Predicting Bus Arrival Times

In this post I'll investigate how we can use bus arrival time estimates to produce full distributions, add awareness of traffic levels, and use these to plan journeys more effectively.

As a Londoner, especially one who lives in the South East, five miles from the nearest tube stop, I spend a lot of my time on buses. This gives me a lot of time to think about buses and how they fit into modern multi-modal route planning technology. When travelling somewhere by public transport, I'll check my phone and be given a variety of options to choose from. Bus, train, rail, tube, ferry, boat, cable car(!), etc...

It gets interesting when there are multiple options, featuring connections. Here the quickest route isn't always the best route. Taking the fastest route could lock you in to a tight connection with no reasonable alternatives if you miss it. A slower route with more slack could be optimal for avoiding the worst case scenario.

As an example, perhaps I finish work early and decide I want to catch a film in Peckham at 5pm. The fastest route is to get the SL4 bus into lovely Blackheath, followed by a train to Peckham. This option has a five minute connection between the bus and the train. In the heavy traffic between school pick ups and rush hour it is easy for the bus timetable to slip by more than five minutes. These trains only run once every 30 minutes, meaning that I'd be late for my movie with a five minute bus delay or more.

There is a slower route that involves travelling via Catford Bridge. This has a ten minute connection and the trains here are more regular. This means that there would be two more train options that would get me to my film on time, even if I missed the first one (which would be less likely anyway due to the longer connection window).

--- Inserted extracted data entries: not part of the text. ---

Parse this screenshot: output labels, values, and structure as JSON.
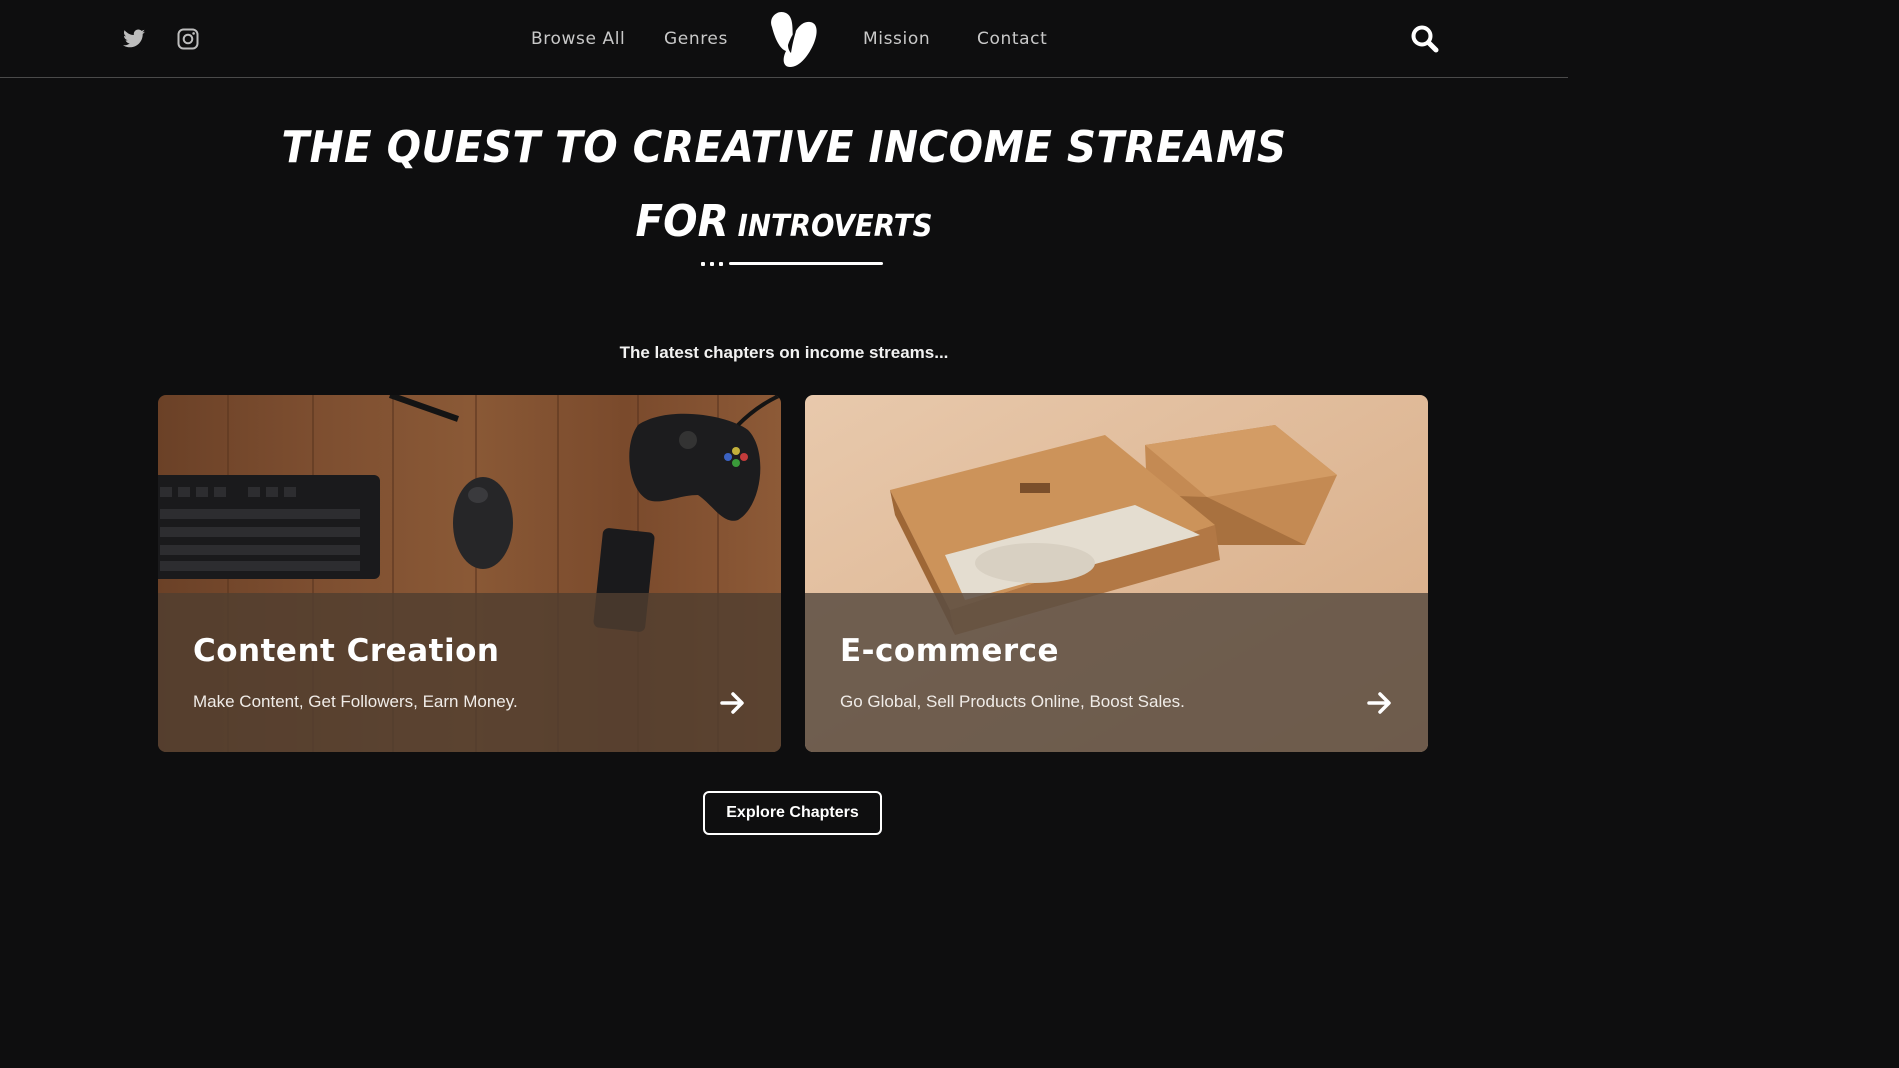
{
  "header": {
    "nav": {
      "browse_all": "Browse All",
      "genres": "Genres",
      "mission": "Mission",
      "contact": "Contact"
    },
    "social_icons": [
      "twitter-icon",
      "instagram-icon"
    ],
    "logo_icon": "brand-logo",
    "search_icon": "search-icon"
  },
  "hero": {
    "title_line1": "THE QUEST TO CREATIVE INCOME STREAMS",
    "title_for": "FOR",
    "title_introverts": "INTROVERTS"
  },
  "latest_label": "The latest chapters on income streams...",
  "cards": [
    {
      "title": "Content Creation",
      "description": "Make Content, Get Followers, Earn Money.",
      "image": "desk-with-keyboard-mouse-controller-phone",
      "arrow_icon": "arrow-right-icon"
    },
    {
      "title": "E-commerce",
      "description": "Go Global, Sell Products Online, Boost Sales.",
      "image": "cardboard-product-box",
      "arrow_icon": "arrow-right-icon"
    }
  ],
  "explore_button": "Explore Chapters",
  "colors": {
    "background": "#0e0e0f",
    "text": "#ffffff",
    "nav_text": "#c9c9c9",
    "card_overlay": "#503e30"
  }
}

None of this would be obvious from the Google Maps screenshot below, where the shorter Blackheath route is clearly the favourite and the Catford Bridge option only shows up as the fourth one down.

I would love to have an option that gives me a range of arrival times and would suggest a route based on my specific risk tolerance while weighing up the full likelihood of journey outcomes. To do this we need to interrogate what lies beneath the route planning - bus arrival times.

These estimates come from information using the iBus system, which uses GPS to narrow down the bus location. Interestingly, iBus can be used to give buses preferential treatment at traffic lights. I'd never heard of this before but this feature probably isn't advertised widely as motorists don't need any more reasons to dislike buses! The bus position information is passed to a central system that uses the data to predict the bus arrival time at future stops.

There isn't much that I can find online about the method for making these predictions. A 12-year old academic article states "The information on the time at which buses pass each stop is stored in such a way as to enable TfL to convert the distance each bus is from its next stops to a likely arrival time in minutes. Travel time between stops clearly varies by time of day, day of the week and between school terms and holidays. By relating the current time to bus speeds and times during equivalent historical time spots, TfL's predictive modelling systems can provide a much more accurate estimate of likely arrival times, given the current location of each bus. All this is undertaken in real time."

Route planning applications will use these values as inputs, but let's have a look and see how robust they are.

Data Collection - TfL

For my test I've focused on the 261 bus route northbound. I saved off predicted arrival times for every bus on this route at minute intervals during waking hours from Monday to Friday. The data looks something like the below:

I couldn't find an easy way to get the actual arrival times of buses, so I used the point at which a specific vehicle + bus stop prediction left the dataset. When this was reached I labelled the arrival time as the last recorded estimate for that bus. Buses go round the route in a loop so the same vehicle will pass the same stop several times per day. Only matches that are close enough are recorded as arrivals.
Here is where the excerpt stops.